40 g leichter, 60 % stabiler und 40 % günstiger sind Kunststoff-Getriebehülsen für eine elektrische Brems- und Schiebehilfe, nachdem KTJ sie optimiert hat.
Die Getriebehülsen für eine elektrische Brems- und Schiebehilfe, bevor (links) und nachdem KTJ sie optimiert hat.

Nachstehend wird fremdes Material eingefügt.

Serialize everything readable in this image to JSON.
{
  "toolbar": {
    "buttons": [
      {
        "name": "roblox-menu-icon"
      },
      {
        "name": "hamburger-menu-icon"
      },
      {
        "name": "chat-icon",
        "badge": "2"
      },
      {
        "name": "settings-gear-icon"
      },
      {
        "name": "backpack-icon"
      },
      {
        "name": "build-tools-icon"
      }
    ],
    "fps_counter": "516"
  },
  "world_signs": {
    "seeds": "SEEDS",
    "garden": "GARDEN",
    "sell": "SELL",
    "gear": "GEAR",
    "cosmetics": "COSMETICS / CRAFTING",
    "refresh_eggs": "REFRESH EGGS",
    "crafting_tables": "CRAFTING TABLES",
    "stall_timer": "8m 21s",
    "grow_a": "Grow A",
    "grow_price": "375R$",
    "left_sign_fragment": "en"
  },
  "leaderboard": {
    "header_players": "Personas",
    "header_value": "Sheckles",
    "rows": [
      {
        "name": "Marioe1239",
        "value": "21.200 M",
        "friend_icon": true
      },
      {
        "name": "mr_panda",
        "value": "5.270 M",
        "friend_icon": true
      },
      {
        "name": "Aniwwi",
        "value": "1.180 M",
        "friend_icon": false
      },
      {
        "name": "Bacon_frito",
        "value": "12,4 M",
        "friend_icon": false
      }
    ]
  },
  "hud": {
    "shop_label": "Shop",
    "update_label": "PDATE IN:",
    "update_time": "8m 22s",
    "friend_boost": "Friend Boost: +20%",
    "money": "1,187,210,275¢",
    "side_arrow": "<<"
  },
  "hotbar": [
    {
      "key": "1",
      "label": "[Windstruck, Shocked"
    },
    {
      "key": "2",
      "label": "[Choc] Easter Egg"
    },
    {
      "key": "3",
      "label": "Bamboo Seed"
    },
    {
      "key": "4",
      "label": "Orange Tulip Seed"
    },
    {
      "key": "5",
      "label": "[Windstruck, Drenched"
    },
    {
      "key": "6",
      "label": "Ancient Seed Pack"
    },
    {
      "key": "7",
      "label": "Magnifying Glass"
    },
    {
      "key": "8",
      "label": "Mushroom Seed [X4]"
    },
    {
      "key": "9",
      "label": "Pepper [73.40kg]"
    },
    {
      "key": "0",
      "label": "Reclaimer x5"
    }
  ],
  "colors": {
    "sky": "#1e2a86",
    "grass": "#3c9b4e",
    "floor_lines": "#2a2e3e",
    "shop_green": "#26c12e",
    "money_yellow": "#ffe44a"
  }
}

Sie besteht nun aus einem PA 12 mit 30 % Glasfaseranteil statt aus einem POM-H. Verbunden mit dem Leichtbauprinzip konnte das Gewicht um 40 g reduziert werden.

40 g leichter, 60 % stabiler und 40 % günstiger sind Kunststoff-Getriebehülsen für eine elektrische Brems- und Schiebehilfe, nachdem KTJ sie optimiert hat.

Durch das Optimierungsprojekt gelang es dem Kunststoffverarbeiter, in Zusammenarbeit mit seinem Kunden AAT Alber Antriebstechnik ein entscheidendes Kunststoffbauteil für das Getriebe eines Rollstuhlantriebs zu erneuern. Schon seit Jahren fertigt KTJ Kunststofftechnik Junker mit Sitz in in Obernheim die 100 mm lange Getriebehülse für die elektrische Brems- und Schiebehilfe V-Max von AAT. Sie hilft Rollstuhlnutzern, mühelos und angstfrei Gefällstrecken und Rampen mit bis zu 20 % Steigung zu befahren.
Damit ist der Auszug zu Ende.